After the Pyrex lid went over most of Los Angeles, Lieutenant Razmara’s phone started working again. He could call anywhere he wanted to—as long as he didn’t want to call anybody stuck under the lid. Since he didn’t want to call anybody who wasn’t, what good did a working phone do him? Well, he could find out what time it was again. Oh, boy!

Sergeant Kyriades’ worries were more urgent than his own. “Can’t get through, God damn it to hell,” Kyriades snarled, and shoved the phone back into his pocket.

“Sorry, Stas,” Razmara said. He wished he cared about somebody enough to go half nuts when he couldn’t talk to her. Once upon a time, he had. Once upon a time, Ande (short for Andromeda—her dad was an enthusiastic amateur astronomer) had cared for him that way, too. Then ... she hadn’t. Which ended up expensive and heartbreaking and a bunch of other things he didn’t want to think about right now.

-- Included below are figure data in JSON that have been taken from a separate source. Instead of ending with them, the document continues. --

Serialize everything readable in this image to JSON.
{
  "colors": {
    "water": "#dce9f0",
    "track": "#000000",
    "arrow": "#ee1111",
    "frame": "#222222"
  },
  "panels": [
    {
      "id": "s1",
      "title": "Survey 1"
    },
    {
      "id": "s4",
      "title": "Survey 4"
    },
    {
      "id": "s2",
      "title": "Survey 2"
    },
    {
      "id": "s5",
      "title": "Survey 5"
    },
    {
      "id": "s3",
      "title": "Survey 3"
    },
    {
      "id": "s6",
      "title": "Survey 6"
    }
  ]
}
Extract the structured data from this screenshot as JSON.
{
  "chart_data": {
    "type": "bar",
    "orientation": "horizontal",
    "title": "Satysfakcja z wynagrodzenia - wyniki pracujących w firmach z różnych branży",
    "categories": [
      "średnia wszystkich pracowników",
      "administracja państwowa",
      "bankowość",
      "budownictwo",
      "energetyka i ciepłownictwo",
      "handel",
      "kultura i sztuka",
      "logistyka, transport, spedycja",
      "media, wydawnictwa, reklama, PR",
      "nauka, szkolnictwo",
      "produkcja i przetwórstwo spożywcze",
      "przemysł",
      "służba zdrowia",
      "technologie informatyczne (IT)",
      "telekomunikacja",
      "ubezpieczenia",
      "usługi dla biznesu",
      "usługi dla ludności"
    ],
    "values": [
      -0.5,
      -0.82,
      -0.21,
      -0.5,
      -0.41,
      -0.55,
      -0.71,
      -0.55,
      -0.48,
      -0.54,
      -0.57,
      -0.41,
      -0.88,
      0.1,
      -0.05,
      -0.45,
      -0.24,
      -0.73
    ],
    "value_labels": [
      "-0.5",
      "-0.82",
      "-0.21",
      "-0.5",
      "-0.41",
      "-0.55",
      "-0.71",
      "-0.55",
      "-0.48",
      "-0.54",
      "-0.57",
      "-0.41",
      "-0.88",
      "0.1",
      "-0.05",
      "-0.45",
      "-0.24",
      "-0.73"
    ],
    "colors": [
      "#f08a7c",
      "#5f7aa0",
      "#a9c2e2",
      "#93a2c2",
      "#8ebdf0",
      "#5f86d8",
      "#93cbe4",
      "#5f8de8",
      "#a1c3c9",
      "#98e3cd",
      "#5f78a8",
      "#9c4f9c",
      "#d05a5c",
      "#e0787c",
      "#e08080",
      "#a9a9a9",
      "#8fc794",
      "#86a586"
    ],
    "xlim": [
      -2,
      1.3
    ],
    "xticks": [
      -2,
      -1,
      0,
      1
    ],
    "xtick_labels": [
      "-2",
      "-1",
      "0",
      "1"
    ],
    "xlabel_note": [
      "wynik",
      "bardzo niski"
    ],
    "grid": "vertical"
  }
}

He and Kyriades and a bunch of other people who’d got out of L.A. sat under the trees in a Pasadena park. It wasn’t an official refugee camp yet, but by all the signs it would be pretty damn quick. A guy was walking around eyeing the setup and talking into his laptop. If he wasn’t some kind of official, Shapur Razmara had never set eyes on one.

Or maybe he was a spy for China. But why would the Chinese need one, here or anywhere around L.A.? They were kicking the snot out of the USA, same as they had the last time the two countries tangled.

A squadron of fighter jets had fired missiles at the lid. Some bounced off and smashed. Some blew up when they hit. None wrecked it. It wasn’t really made of Pyrex after all. Too bad.

Then a plane had flown straight into the lid. Razmara hoped like hell it was a drone, but he didn’t think so. It looked like the rest of the fighters. And it made one amazing fireball when it hit. That was all it did, though. Only this and nothing more? Where did that come from? An old poem he’d heard somewhere. He could have Googled it and found out what, but he didn’t care enough.

Tanks rumbled past the park, heading south toward the lid. So their electrical systems worked here, too, did they? Razmara wished them luck, there inside his head. And he figured they’d need it. What were they going to do that a fighter plane couldn’t?